Jessica was staring at her in astonishment. ‘Do you mean to say you went into the old town
on your own
?'

‘I didn't have anyone else to go with.'

‘My dear … that was most foolhardy of you. Or perhaps brave. The place is swarming with black marketeers and scavengers. The Americans won't go in without protection. This soldier you met, he might easily have –'

‘Yes, there was one moment I thought I might be in trouble …' She described Rainer's grabbing her hand and pressing it to his mouth. In recollection the gesture had only pathos in it, but Jessica looked askance.

‘I imagine he'd have liked to chew it off! You do know they're starving, don't you?'

They had just emerged from the greenhouse into the cool of the evening. The shadows had lengthened since they had encountered one another inside. They began heading back towards the schloss. The clipped hauteur of the lady's earlier manner had dissolved, and the harsh edge had come off her voice. They talked about Oxford, and journalism. Freya didn't flatter herself that Jessica's interest in her was unique; but what did strike her as wonderful was that the so-called grande dame behaved as if they were two fellow writers. It didn't matter to her that Freya was a nobody. In refusing to condescend she paid her the best compliment of all.

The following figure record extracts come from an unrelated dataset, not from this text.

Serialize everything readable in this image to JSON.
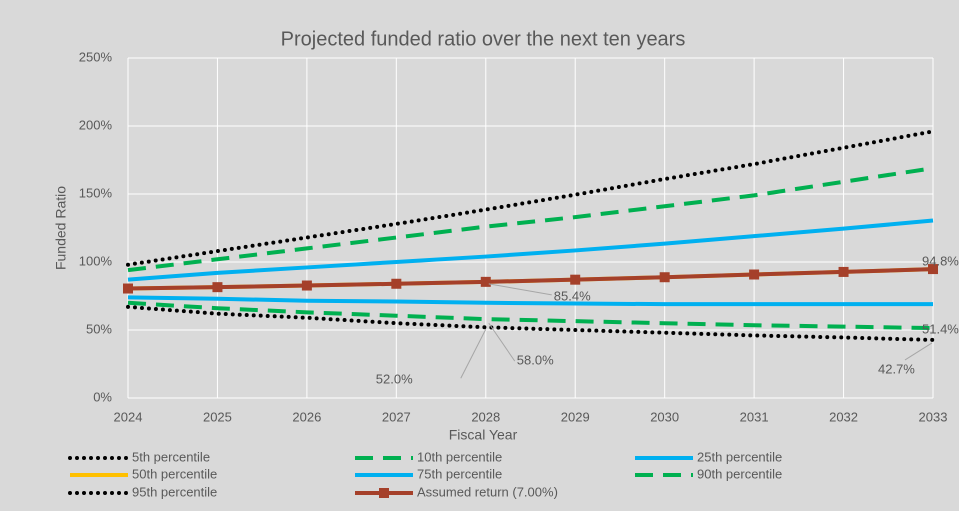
{
  "chart_data": {
    "type": "line",
    "title": "Projected funded ratio over the next ten years",
    "x_label": "Fiscal Year",
    "y_label": "Funded Ratio",
    "categories": [
      "2024",
      "2025",
      "2026",
      "2027",
      "2028",
      "2029",
      "2030",
      "2031",
      "2032",
      "2033"
    ],
    "ylim": [
      0,
      250
    ],
    "yticks": [
      {
        "value": 0,
        "label": "0%"
      },
      {
        "value": 50,
        "label": "50%"
      },
      {
        "value": 100,
        "label": "100%"
      },
      {
        "value": 150,
        "label": "150%"
      },
      {
        "value": 200,
        "label": "200%"
      },
      {
        "value": 250,
        "label": "250%"
      }
    ],
    "grid": true,
    "legend": "bottom",
    "series": [
      {
        "name": "5th percentile",
        "color": "#000000",
        "dash": "dot",
        "values": [
          67,
          62,
          59,
          55,
          52,
          50,
          48,
          46,
          44.5,
          42.7
        ],
        "value_labels": [
          null,
          null,
          null,
          null,
          "52.0%",
          null,
          null,
          null,
          null,
          "42.7%"
        ]
      },
      {
        "name": "10th percentile",
        "color": "#00b050",
        "dash": "dash",
        "values": [
          70,
          66,
          63,
          60.5,
          58,
          56.5,
          55,
          53.5,
          52.5,
          51.4
        ],
        "value_labels": [
          null,
          null,
          null,
          null,
          "58.0%",
          null,
          null,
          null,
          null,
          "51.4%"
        ]
      },
      {
        "name": "25th percentile",
        "color": "#00b0f0",
        "dash": "solid",
        "values": [
          74,
          73,
          71.5,
          71,
          70,
          69.5,
          69,
          69,
          69,
          69
        ]
      },
      {
        "name": "50th percentile",
        "color": "#ffc000",
        "dash": "solid",
        "values": [
          80.5,
          81.5,
          82.7,
          84,
          85.4,
          87,
          88.8,
          90.8,
          92.7,
          94.8
        ]
      },
      {
        "name": "75th percentile",
        "color": "#00b0f0",
        "dash": "solid",
        "values": [
          87,
          92,
          96,
          100,
          104,
          108.5,
          113.5,
          119,
          124.5,
          130.5
        ]
      },
      {
        "name": "90th percentile",
        "color": "#00b050",
        "dash": "dash",
        "values": [
          94,
          102,
          110,
          118,
          126,
          133,
          141,
          149,
          159,
          169
        ]
      },
      {
        "name": "95th percentile",
        "color": "#000000",
        "dash": "dot",
        "values": [
          98,
          108,
          118,
          128,
          138.5,
          149.5,
          161,
          172,
          184,
          196
        ]
      },
      {
        "name": "Assumed return (7.00%)",
        "color": "#a5402a",
        "dash": "solid",
        "marker": "square",
        "values": [
          80.5,
          81.5,
          82.7,
          84,
          85.4,
          87,
          88.8,
          90.8,
          92.7,
          94.8
        ],
        "value_labels": [
          null,
          null,
          null,
          null,
          "85.4%",
          null,
          null,
          null,
          null,
          "94.8%"
        ]
      }
    ]
  }
}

‘So you met Jimmy Erskine,' Jessica said with a grin. ‘How is the old boy?'

‘Pretty well, I think. He spoke very admiringly of you. Is it true you keep a gun under your pillow?'

‘It has been known,' she said drily.

They had reached the forecourt of the schloss. Freya would have liked to talk on, but Jessica had already informed her she was due to have dinner that evening with ‘high-ups' from the British delegation a few miles away – she had been staying there, in fact, rather than mucking in with the other journalists.